Así no deberíamos medir el éxito de nuestras campañas.

*
Las PR agregan valor a las empresas de dos formas: o cambian actitudes o
mejoran relaciones. Pero es difícil aislar el impacto de las PR en esas
actividades. Para eso tenemos que convencer al management que las
relaciones son importantes. Para eso tenemos que mostrar cómo las buenas
relaciones con empleados, medios, stakeholders, la comunidad impactan
en el negocio.

*
Habría que hacerse al final de cada campaña: ¿recomendaría nuestros
productos a terceros? La clave de lo que hacemos tiene que servir para
reducir el número de gente crítica de nuestra empresa y aumentar el de
gente que nos elogia. Hay una correlación muy íntima entre ese resultado
y la performance del negocio. Yo adhiero a la medición de net promoter
score o índice neto de promotores. Y yo creo que esta métrica es buena
porque las PR están dotadas para influenciar en ese resultado mejor que
nadie.

*
Luego tenemos que poder demostrar que todo lo que hacemos impacta
nuestras relaciones. Tienen muchas herramientas, como RSE, marketing de
causa, comunicación interna. Y podemos ayudar a bajar las críticas
involucrándonos en las conversaciones de manera honesta y demostrar que
estamos dispuestos a tener en cuenta sus preocupaciones. Y no puedo
imaginar una campaña publicitaria con ese impacto en el boca a boca. Con
una buena campaña la gente puede llegar a convertirse en embajador del
comercial publicitario.
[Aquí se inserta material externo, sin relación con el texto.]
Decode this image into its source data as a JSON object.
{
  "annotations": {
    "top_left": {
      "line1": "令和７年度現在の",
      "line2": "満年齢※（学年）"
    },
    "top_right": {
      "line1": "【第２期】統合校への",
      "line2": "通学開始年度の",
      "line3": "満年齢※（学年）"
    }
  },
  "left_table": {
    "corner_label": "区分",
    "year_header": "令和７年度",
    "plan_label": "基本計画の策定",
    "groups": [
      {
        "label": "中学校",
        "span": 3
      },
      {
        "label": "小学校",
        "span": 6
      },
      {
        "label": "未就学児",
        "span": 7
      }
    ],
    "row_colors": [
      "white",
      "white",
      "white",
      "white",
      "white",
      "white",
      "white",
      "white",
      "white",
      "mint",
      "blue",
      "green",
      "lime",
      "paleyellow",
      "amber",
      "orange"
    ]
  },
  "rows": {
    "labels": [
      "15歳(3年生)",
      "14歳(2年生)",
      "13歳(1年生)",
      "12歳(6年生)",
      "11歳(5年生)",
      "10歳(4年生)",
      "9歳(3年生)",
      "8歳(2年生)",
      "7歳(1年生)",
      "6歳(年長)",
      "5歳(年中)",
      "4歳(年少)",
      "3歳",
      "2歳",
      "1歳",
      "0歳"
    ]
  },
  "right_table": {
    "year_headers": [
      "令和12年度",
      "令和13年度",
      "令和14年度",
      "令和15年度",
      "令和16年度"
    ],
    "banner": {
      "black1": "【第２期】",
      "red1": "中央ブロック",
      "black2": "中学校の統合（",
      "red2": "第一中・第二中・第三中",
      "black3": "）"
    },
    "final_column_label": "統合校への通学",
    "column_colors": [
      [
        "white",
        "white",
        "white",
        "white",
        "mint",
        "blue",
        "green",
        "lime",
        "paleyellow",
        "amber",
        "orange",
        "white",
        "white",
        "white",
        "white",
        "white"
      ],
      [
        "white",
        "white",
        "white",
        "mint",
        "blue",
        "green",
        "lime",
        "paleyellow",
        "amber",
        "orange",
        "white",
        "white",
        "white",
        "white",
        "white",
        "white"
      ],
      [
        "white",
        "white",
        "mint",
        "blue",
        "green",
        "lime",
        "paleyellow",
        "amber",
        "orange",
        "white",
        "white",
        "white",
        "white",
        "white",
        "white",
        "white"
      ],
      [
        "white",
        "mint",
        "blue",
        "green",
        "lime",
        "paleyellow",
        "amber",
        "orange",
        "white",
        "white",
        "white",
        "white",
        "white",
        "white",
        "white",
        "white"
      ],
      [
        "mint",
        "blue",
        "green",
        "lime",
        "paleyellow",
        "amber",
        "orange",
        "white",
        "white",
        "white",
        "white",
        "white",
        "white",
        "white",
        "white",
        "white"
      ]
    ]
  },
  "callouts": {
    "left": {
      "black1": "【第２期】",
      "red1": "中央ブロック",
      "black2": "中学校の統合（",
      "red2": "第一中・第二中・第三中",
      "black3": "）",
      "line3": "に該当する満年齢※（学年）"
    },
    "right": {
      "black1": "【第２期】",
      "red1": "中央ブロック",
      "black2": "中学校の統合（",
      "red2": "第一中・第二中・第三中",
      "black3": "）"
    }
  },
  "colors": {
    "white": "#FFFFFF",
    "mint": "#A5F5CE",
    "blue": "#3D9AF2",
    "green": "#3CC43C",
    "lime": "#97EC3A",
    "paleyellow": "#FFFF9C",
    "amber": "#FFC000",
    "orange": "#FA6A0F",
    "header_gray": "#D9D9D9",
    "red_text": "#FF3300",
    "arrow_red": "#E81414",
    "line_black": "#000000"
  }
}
Es porque la publicidad es un medio controlado
que tiene poca credibilidad. El valor de las PR es que entregan lo que
las empresas necesitan más que nunca. Y es que cuando uno comunica
necesita elegir entre el control o la credibilidad. No se puede obtener
los dos. La gente de PR siempre entendió esto: le entregamos el control
de las historias a los periodistas, que al final deciden cómo escribir. Y
hoy todos los que hablamos son periodistas. Por eso la gente de PR, en
ese mundo, será más necesaria que nunca.